The major categories of herbal action that I consider most relevant to women’s health care include: abortificaients, adaptogens, alteratives, antispasmodics, demulcents, emmenogogues, galactogogues, nervines, oxytocic herbs, and phytoestrogens. All other herbal effects are important for women’s health, but I consider those that I listed to have specific relevance to women, excluding major issues shared by both men and women (heart disease, for example).
Herbs which have a direct impact on reproductive health include abortifacients, adaptogens, emmenogogues, and oxytocic/parturient herbs. These herbs impact a woman’s ability to establish, maintain, nourish, or terminate a pregnancy, as well as support the uterus as it contracts during childbirth. I might also include in this group uterine tonifiers such as red raspberry (Rubus idaeus). Adaptogens are herbs that have an influence over the hypothalamic-pituitary-adrenal (HPA) axis, which impacts our stress response, and they also effects the hypothalamic-pituitary-ovarian (HPO) axis. Both the HPA and HPO axes are key aspects of menstrual and hormonal cycle regulation. Adaptogenic herbs like ashwaganda (Withania somnifera) would therefore be welcome in a formula for fertility.
On that note, I might also include alteratives in this group, where treatment is intended to improve hormone processing and elimination as well as cycle regulation (wild yam, Dioscorea villosa). Alteratives support the body in eliminating metabolic waste products, often focusing on the liver. After the baby arrives, galactagogues assist in improving milk flow (fenugreek, Trigonella foenum-graecum), and I find it interesting that some galactagogues also have alterative properties (milk thistle, Silybum marianum), which might help mothers’ bodies process hormones postpartum.

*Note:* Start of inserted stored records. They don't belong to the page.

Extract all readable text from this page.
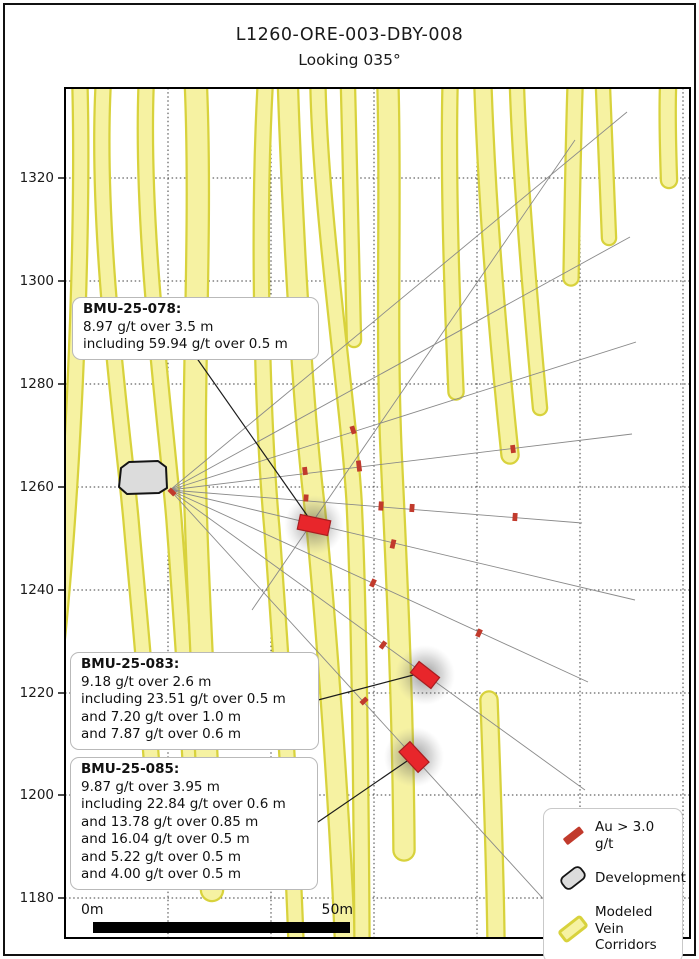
L1260-ORE-003-DBY-008
Looking 035°
1320
1300
1280
1260
1240
1220
1200
1180
BMU-25-078:
8.97 g/t over 3.5 m
including 59.94 g/t over 0.5 m
BMU-25-083:
9.18 g/t over 2.6 m
including 23.51 g/t over 0.5 m
and 7.20 g/t over 1.0 m
and 7.87 g/t over 0.6 m
BMU-25-085:
9.87 g/t over 3.95 m
including 22.84 g/t over 0.6 m
and 13.78 g/t over 0.85 m
and 16.04 g/t over 0.5 m
and 5.22 g/t over 0.5 m
and 4.00 g/t over 0.5 m
Au > 3.0 g/t
Development
Modeled Vein Corridors
0m	50m
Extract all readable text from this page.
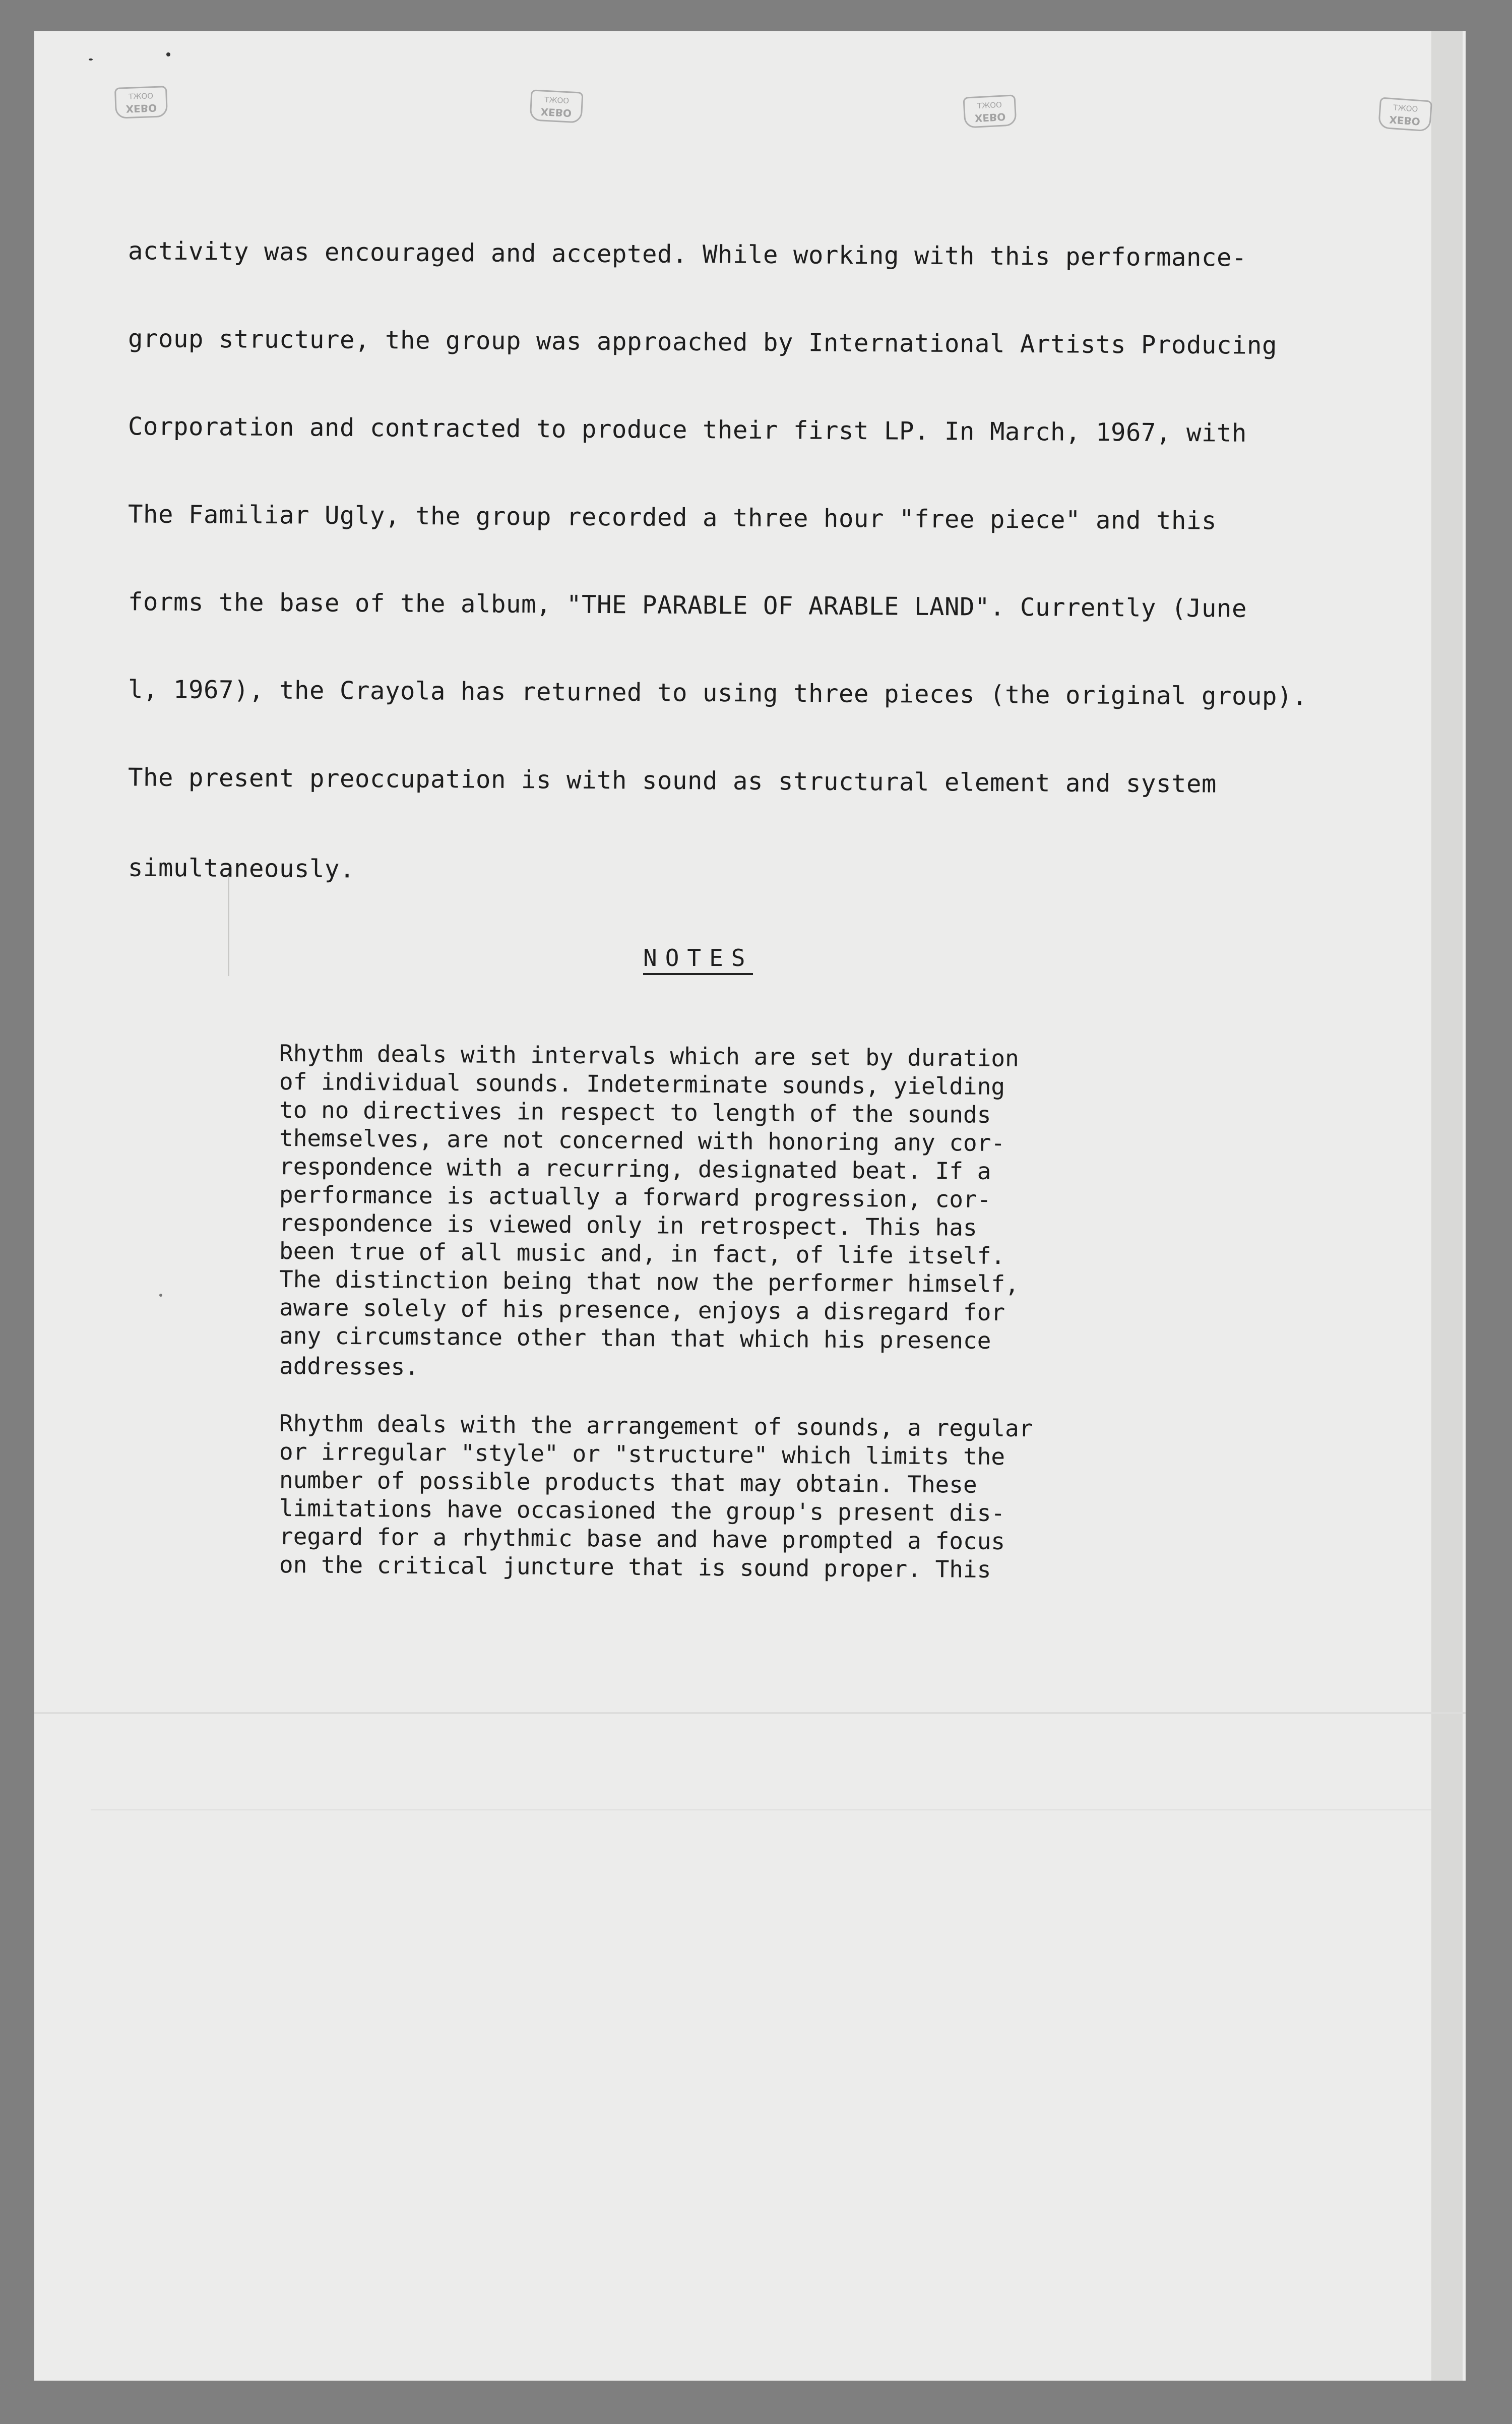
ТЖОО
XEBO
ТЖОО
XEBO
ТЖОО
XEBO
ТЖОО
XEBO
activity was encouraged and accepted. While working with this performance-
group structure, the group was approached by International Artists Producing
Corporation and contracted to produce their first LP. In March, 1967, with
The Familiar Ugly, the group recorded a three hour "free piece" and this
forms the base of the album, "THE PARABLE OF ARABLE LAND". Currently (June
l, 1967), the Crayola has returned to using three pieces (the original group).
The present preoccupation is with sound as structural element and system
simultaneously.
NOTES
Rhythm deals with intervals which are set by duration
of individual sounds. Indeterminate sounds, yielding
to no directives in respect to length of the sounds
themselves, are not concerned with honoring any cor-
respondence with a recurring, designated beat. If a
performance is actually a forward progression, cor-
respondence is viewed only in retrospect. This has
been true of all music and, in fact, of life itself.
The distinction being that now the performer himself,
aware solely of his presence, enjoys a disregard for
any circumstance other than that which his presence
addresses.
Rhythm deals with the arrangement of sounds, a regular
or irregular "style" or "structure" which limits the
number of possible products that may obtain. These
limitations have occasioned the group's present dis-
regard for a rhythmic base and have prompted a focus
on the critical juncture that is sound proper. This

With regards to menstrual cycles specifically, antispasmodics, emmenogogues, and nervines are used. I use emmenogogues such as motherwort (Leonoris cardiaca) and mugwort (Artemisia vulgaris); I particularly enjoy the latter for its gentle nervine effects. To address symptoms of PMS, I would also use alteratives, as well as anti-depressants like lemon balm (Melissa officinalis) and St. John’s wort (Hyperisum perforatum).
With the onset of menopause, I would look to the adaptogens, alteratives, and demulcents to address hormonal changes, support the nervous system, and to soothe and moisten tissue, including friable vaginal tissue, using an herb such as slippery elm (Ulmus fulva). I would also use demulcents for sexual health, when called for, for sexually active women seeking greater lubrication and to protect membranes, as well as aphrodisiacs such as damiana (Turnera diffusa).
For a more in depth look at herbal actions both generally and for women's health, I highly recommend Principles and Practice of Phytotherapy and Botanical Medicine for Women's Health.